Tudo isto configura, naturalmente, uma visão demasiado estreita e parcial do que terá sido o Romantismo na cidade e, ainda menos, em Portugal. Poderíamos questionar o motivo pelo qual durante cerca de cinquenta anos se resolve dar destaque museológico a uma figura de uma monarquia estrangeira em detrimento de escritores românticos portugueses que viveram e criaram a cidade desse tempo. Parecia-nos desde o primeiro momento em que tomamos a missão de reinventar a ideia de um museu para a cidade, que aquilo que aqui se estava a ocultar por omissão era muito mais relevante do que aquilo por que se optava mostrar. Em especial por habitarmos a cidade onde se fizeram escritores e outros artistas de espírito romântico como Júlio Dinis, Ramalho Ortigão, Guerra Junqueiro, Camilo Castelo Branco, Almeida Garrett, Agustina Bessa-Luís, Alexandre Herculano, Florbela Espanca, António Carneiro, Aurélia de Sousa, entre outros.

 

O novo projeto pretende então contrariar essa visão estreita sobre o Romantismo?

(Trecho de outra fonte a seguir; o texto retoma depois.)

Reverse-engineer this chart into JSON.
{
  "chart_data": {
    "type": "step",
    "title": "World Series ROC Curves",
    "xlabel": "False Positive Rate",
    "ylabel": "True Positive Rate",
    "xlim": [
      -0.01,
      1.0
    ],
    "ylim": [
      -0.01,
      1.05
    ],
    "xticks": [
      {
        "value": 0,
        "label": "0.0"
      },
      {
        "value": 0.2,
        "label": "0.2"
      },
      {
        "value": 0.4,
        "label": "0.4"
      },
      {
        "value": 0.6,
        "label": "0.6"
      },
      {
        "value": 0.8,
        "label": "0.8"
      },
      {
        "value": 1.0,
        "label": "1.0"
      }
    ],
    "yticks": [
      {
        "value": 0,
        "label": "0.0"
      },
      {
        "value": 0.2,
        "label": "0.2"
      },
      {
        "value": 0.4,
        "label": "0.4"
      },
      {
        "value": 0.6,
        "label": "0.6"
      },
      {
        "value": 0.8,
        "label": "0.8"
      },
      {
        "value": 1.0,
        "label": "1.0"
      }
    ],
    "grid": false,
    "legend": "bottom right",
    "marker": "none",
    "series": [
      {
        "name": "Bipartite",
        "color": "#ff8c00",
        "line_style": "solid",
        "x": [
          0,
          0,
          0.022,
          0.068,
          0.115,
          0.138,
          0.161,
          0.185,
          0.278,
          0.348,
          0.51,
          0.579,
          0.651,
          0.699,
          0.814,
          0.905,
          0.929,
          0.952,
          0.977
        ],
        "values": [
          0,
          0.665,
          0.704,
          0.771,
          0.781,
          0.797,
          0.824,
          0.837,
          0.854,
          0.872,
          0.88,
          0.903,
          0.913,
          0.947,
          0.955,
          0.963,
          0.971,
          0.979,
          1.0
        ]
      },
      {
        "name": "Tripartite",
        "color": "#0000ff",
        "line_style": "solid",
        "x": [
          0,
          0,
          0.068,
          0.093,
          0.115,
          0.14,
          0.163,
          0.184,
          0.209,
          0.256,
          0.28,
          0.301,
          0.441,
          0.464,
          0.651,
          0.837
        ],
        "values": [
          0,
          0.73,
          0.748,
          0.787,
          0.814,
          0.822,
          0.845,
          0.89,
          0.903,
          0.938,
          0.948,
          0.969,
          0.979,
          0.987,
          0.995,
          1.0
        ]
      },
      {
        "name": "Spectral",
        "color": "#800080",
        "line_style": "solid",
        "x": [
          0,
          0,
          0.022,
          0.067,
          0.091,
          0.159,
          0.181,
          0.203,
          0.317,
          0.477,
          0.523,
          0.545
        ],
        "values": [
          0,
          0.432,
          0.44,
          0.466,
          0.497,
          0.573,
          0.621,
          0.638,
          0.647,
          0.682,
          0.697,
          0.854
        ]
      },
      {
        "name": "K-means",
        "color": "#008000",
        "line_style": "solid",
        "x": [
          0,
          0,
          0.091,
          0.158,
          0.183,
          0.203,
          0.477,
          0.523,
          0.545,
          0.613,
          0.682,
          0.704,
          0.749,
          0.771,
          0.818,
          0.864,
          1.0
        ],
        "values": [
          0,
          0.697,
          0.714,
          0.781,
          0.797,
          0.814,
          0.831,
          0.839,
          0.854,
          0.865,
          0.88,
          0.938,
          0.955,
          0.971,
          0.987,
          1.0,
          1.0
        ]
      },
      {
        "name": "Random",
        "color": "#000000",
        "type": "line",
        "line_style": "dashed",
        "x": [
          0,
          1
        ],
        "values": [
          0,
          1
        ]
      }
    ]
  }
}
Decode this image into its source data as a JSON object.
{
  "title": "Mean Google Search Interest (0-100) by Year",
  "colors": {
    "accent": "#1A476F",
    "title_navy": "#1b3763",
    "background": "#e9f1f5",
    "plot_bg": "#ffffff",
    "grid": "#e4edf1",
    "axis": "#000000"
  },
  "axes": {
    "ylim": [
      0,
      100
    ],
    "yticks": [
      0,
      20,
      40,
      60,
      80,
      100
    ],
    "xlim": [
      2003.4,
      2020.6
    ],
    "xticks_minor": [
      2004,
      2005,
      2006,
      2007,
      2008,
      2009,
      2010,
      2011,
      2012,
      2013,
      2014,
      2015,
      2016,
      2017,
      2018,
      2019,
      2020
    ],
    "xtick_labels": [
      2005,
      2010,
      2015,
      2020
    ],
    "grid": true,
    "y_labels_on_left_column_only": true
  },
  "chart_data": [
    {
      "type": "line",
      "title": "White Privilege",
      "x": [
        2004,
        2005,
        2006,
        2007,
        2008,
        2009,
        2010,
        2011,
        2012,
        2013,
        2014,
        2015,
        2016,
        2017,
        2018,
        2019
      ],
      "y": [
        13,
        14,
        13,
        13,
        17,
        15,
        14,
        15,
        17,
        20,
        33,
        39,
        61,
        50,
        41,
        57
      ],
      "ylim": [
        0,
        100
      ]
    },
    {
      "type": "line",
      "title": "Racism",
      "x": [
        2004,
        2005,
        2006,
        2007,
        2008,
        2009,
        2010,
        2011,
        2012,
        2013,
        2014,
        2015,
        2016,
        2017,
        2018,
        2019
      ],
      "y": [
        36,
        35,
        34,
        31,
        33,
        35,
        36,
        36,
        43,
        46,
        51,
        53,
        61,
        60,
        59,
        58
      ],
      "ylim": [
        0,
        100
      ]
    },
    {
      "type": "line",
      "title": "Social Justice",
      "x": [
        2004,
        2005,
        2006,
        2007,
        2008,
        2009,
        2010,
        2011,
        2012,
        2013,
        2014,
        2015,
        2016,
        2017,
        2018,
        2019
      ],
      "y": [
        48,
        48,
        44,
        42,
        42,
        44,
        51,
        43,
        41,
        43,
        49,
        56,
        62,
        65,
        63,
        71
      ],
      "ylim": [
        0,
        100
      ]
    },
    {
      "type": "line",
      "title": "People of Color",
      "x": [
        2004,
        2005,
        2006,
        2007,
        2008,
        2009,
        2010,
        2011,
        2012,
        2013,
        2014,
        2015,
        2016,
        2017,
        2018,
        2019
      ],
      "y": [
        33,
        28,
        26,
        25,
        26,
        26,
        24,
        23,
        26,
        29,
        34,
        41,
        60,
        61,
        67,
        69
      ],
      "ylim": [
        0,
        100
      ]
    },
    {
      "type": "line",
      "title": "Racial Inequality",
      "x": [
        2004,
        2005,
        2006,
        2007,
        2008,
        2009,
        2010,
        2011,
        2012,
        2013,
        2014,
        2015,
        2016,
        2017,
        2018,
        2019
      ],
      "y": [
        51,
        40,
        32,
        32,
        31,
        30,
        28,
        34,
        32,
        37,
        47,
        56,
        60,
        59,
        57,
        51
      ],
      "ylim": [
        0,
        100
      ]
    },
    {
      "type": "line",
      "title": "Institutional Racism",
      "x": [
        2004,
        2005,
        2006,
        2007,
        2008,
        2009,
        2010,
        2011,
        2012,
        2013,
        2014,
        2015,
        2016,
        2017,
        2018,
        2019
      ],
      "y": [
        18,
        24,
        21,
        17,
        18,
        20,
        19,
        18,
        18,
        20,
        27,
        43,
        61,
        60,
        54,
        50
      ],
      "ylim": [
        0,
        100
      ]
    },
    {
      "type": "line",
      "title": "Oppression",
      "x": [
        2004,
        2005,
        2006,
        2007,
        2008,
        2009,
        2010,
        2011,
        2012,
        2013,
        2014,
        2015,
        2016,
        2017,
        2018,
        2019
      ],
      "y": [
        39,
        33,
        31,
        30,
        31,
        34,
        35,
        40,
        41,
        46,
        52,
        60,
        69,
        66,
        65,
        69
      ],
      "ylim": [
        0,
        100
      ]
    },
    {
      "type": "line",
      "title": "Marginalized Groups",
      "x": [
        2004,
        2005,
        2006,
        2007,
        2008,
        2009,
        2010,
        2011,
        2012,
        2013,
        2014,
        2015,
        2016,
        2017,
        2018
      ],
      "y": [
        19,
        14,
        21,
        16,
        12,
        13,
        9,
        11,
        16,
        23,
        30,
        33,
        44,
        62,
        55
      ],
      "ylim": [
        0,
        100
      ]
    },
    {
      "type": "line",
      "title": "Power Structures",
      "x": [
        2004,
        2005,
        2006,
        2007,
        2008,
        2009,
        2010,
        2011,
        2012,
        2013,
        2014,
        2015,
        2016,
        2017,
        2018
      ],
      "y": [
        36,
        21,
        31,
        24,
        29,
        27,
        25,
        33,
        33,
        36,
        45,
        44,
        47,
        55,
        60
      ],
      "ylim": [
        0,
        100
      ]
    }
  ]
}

Com o repensamento e remodelação do Museu da Cidade, cujo programa passa por ligar espaços tão heteróclitos e tão radicalmente diferentes entre si, a Extensão do Romantismo será um lugar em que se repensa a própria condição do espírito romântico como sendo trans-histórica, atemporal e, por isso mesmo também – e muito – contemporânea.

Queremos que esta casa – que, diga-se, transformámos num espaço de exposição particularmente qualificado – seja um lugar de encontro, de discussão e de construção da comunidade. Por esse motivo, Júlio Dinis apresenta-se aqui como o primeiro dentre os muitos motivos que contemplamos para o encontro, sempre pela mão das obras dos autores em que nos apoiamos para ver melhor a cidade.

 

“Quando a Terra voltar a Brilhar Verde para Ti” fica em exibição na Extensão do Romantismo até 27 de fevereiro de 2022.

HORÁRIO

Terça—Domingo 10H—17H30

Sábado e domingo: 10 às 21 horas (horário alargado durante a Feira do Livro do Porto)

BILHETES

Entrada gratuita durante a Feira do Livro do Porto. Após o evento, a entrada permanece gratuita para os detentores do cartão “Porto.”.